```
load("project_dataset.RData")
head(CCLE_MUT_CNA_AMP_DEL_binary_Revealer[,1:4])
```

The **CCLE_MUT_CNA_AMP_DEL_binary_Revealer** file
contains mutations for each cell line, from the CCLE project. Each line
corresponds to a mutation (of various types) in a gene; for example
HDAC6_MUT indicates a single base mutation (MUT) in the HDAC6 gene. Each
column from the third corresponds to a cell line.

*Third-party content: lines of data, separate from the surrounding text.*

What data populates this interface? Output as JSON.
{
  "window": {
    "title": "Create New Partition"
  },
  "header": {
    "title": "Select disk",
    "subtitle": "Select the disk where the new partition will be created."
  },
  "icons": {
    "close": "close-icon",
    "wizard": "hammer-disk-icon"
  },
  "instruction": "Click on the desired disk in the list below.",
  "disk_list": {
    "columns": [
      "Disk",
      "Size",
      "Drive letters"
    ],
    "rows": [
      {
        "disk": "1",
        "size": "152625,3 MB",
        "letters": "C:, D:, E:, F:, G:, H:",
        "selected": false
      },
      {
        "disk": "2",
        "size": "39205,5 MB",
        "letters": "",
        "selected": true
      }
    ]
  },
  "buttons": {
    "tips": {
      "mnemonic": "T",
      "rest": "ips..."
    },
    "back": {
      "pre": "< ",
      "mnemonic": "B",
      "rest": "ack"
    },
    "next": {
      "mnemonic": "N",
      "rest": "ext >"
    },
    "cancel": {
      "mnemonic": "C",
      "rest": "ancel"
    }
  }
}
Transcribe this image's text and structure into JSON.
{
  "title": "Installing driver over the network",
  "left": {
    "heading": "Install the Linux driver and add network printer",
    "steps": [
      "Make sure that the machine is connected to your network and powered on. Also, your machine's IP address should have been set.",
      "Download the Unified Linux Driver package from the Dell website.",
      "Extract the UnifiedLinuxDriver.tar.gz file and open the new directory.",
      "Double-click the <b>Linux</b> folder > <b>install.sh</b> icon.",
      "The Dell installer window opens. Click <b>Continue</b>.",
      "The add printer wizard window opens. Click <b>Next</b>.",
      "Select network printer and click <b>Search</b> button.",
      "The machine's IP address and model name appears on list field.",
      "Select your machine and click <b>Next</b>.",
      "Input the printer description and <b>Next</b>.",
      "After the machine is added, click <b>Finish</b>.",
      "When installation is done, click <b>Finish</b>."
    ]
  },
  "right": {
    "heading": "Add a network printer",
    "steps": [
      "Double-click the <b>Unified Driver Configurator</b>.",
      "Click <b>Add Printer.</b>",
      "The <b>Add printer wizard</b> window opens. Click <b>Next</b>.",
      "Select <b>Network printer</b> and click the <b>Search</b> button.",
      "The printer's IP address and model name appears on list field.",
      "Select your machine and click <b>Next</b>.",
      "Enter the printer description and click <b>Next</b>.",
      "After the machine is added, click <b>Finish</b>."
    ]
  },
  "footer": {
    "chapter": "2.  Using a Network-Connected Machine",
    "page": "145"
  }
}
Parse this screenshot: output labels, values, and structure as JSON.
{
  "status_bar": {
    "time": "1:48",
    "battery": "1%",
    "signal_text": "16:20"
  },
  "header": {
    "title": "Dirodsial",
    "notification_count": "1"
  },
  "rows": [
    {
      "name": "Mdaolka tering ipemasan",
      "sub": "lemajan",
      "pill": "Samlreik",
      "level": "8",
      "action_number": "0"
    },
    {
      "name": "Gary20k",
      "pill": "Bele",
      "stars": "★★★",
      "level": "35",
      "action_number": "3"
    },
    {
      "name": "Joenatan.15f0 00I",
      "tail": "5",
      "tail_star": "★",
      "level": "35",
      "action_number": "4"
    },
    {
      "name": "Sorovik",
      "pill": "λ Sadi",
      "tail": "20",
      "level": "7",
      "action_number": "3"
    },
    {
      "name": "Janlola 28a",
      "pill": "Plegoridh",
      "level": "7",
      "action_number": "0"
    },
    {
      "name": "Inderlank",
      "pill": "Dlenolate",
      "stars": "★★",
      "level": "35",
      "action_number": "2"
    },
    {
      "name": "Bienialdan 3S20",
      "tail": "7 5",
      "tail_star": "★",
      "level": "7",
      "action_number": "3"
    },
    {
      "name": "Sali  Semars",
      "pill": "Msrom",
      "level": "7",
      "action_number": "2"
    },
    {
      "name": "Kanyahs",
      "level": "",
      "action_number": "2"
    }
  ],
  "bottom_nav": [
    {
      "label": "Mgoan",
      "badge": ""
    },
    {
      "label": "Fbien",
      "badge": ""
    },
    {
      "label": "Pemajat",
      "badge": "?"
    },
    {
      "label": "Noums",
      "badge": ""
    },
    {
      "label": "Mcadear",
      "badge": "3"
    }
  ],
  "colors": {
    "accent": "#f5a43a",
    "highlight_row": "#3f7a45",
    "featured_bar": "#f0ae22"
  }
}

An entry to 1
indicates that the mutation in that gene is present in the cell line,
while 0 indicates that the mutation is not present in the cell line.
More info about the project can be found here: https://portals.broadinstitute.org/ccle/about.

```
target <- target_data_NAcount_August21
row.names(target) <- as.character(target[,1])
target <- target[,-1]
head(target[,1:4])
```

The **target_data_NAcount_August21** file contains
the response of cell lines to various pharmacological compounds, from
the GDSC project. Each row corresponds to a compound; each column
corresponds to a cell line. The value of an entry is a measure of how
much the cell line responds to the drug compound. More info about the
project can be found here: https://www.cancerrxgene.org/

```
library(readr)
pathways <- read_delim("PathwayCommons12.panther.hgnc.txt",
"\t", escape_double = FALSE,
col_types = cols(INTERACTION_DATA_SOURCE = col_skip(),
INTERACTION_PUBMED_ID = col_skip(),
INTERACTION_TYPE = col_skip(), MEDIATOR_IDS = col_skip(),
PATHWAY_NAMES = col_skip()), trim_ws = TRUE)
head(pathways)
```

The **PathwayCommons12.panther.hgnc** file contains all
the gene-gene interactions discovered so far; this is useful in order to
smooth the mutations matrix, which is extremely sparse. It has been
downloaded from https://www.pathwaycommons.org/.

```
suppressPackageStartupMessages({
conflictRules("DelayedArray", exclude = "seed")
library(NMF)
library(SummarizedExperiment)
library(netSmooth)
library(stringi)
library(stringr)
library(readr)
library(igraph)
library(tidyverse)
library(caret)
library(neuralnet)
library(plotly)
})
```

The CCLE dataset sonsiders 48270 mutations: since the human genetic pool consists of around 20000 genes, and each one can mutate in three different ways (insertion, deletion, single-base mutation, the dataset is involving almost every possible mutation (20k*3 = 60k). It is necessary to select the most relevant mutations, because they exceed enourmously the number of cell lines, having a strong impact on future computations. The Non-Negative Matrix Factorization (NMF) is a powerful tool to perform feature selection, but it works well with non-sparse matrices.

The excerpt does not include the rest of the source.